In 2017, scientists at UNC-Chapel Hill provided a critical indication of the limitations of influenza impact. In a paper published in the International Journal of Obesity, they showed for the first time that vaccinated obese adults were twice as likely as adults of a healthy weight to develop flu or flu-like illness.

Interestingly, they found that adults with obesity produced a protective level of antibodies against the influence of flu, but they still responded poorly.

“That was the mystery,” said Chad Petit, a flu virologist at the University of Alabama.

One hypothesis, Petit said, is that obesity can trigger a metabolic dysregulation of T cells, white blood cells that are critical for the immune response. “It’s not redundant,” said Petit, who is researching COVID-19 in obese patients. “We can design better faxes that can overcome this discrepancy.”

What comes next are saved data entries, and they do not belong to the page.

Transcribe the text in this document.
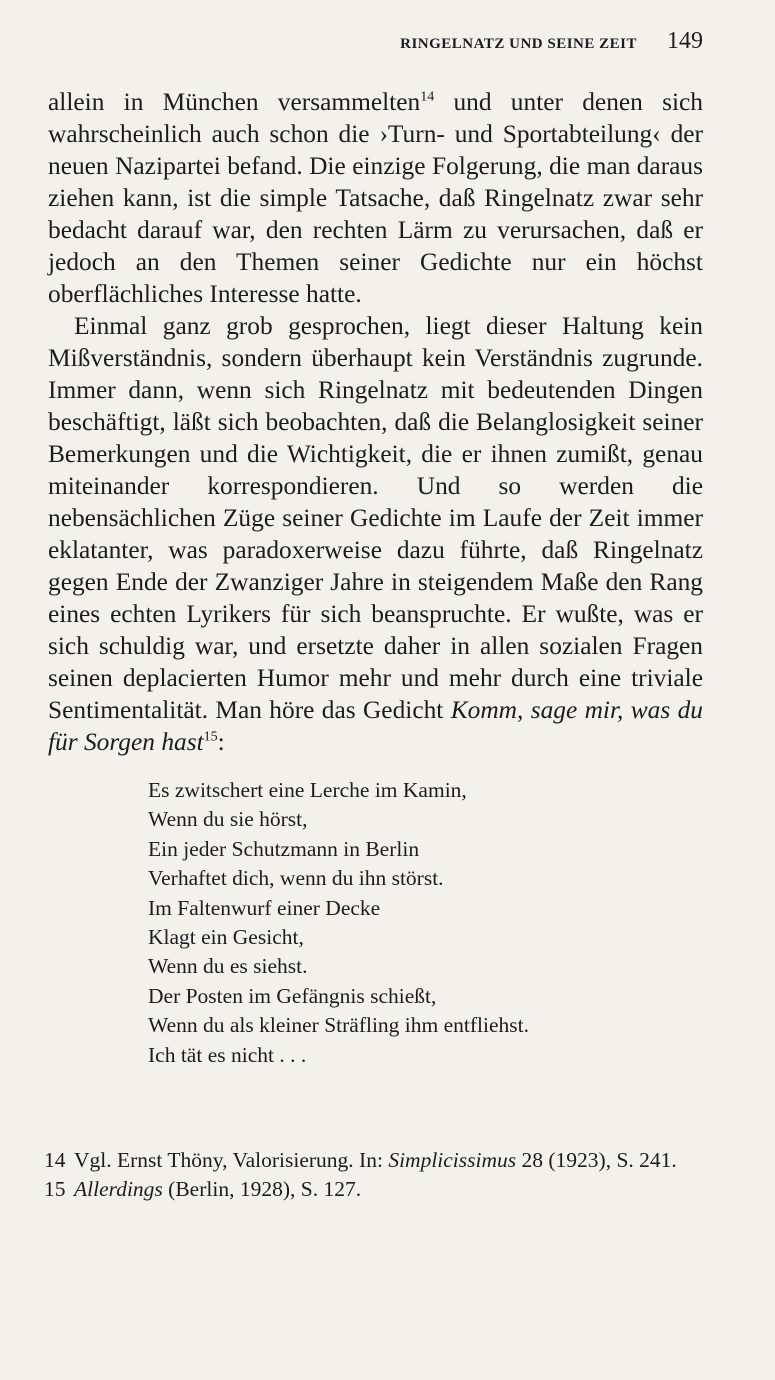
RINGELNATZ UND SEINE ZEIT 149

allein in München versammelten$^{14}$ und unter denen sich wahrscheinlich auch schon die ›Turn- und Sportabteilung‹ der neuen Nazipartei befand. Die einzige Folgerung, die man daraus ziehen kann, ist die simple Tatsache, daß Ringelnatz zwar sehr bedacht darauf war, den rechten Lärm zu verursachen, daß er jedoch an den Themen seiner Gedichte nur ein höchst oberflächliches Interesse hatte.

Einmal ganz grob gesprochen, liegt dieser Haltung kein Mißverständnis, sondern überhaupt kein Verständnis zugrunde. Immer dann, wenn sich Ringelnatz mit bedeutenden Dingen beschäftigt, läßt sich beobachten, daß die Belanglosigkeit seiner Bemerkungen und die Wichtigkeit, die er ihnen zumißt, genau miteinander korrespondieren. Und so werden die nebensächlichen Züge seiner Gedichte im Laufe der Zeit immer eklatanter, was paradoxerweise dazu führte, daß Ringelnatz gegen Ende der Zwanziger Jahre in steigendem Maße den Rang eines echten Lyrikers für sich beanspruchte. Er wußte, was er sich schuldig war, und ersetzte daher in allen sozialen Fragen seinen deplacierten Humor mehr und mehr durch eine triviale Sentimentalität. Man höre das Gedicht Komm, sage mir, was du für Sorgen hast$^{15}$:

Es zwitschert eine Lerche im Kamin,
Wenn du sie hörst,
Ein jeder Schutzmann in Berlin
Verhaftet dich, wenn du ihn störst.
Im Faltenwurf einer Decke
Klagt ein Gesicht,
Wenn du es siehst.
Der Posten im Gefängnis schießt,
Wenn du als kleiner Sträfling ihm entfliehst.
Ich tät es nicht . . .
14 Vgl. Ernst Thöny, Valorisierung. In: Simplicissimus 28 (1923), S. 241.
15 Allerdings (Berlin, 1928), S. 127.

Historically, people with high BMIs have often been excluded from drug testing because they often have related chronic conditions that can mask the results. The clinical trials that are underway to test the safety and efficacy of a coronavirus vaccine do not exclude BMI and will include people with obesity, said Dr. Larry Corey, of the Fred Hutchinson Cancer Research Center, overseeing Phase 3 trials sponsored by the National Institutes of Health.

Although trial coordinators are not specifically focused on obesity as a potential complication, Corey said, participants’ BMI will be documented and results evaluated.

Dr. Timothy Garvey, an endocrinologist and director of diabetes research at the University of Alabama, was among those who stressed that, despite the suffering questions, it is even safer for obese people to be vaccinated than not.

“The flu vaccine still works in patients with obesity, but just not as well,” Garvey said. “We still want them to be vaccinated.”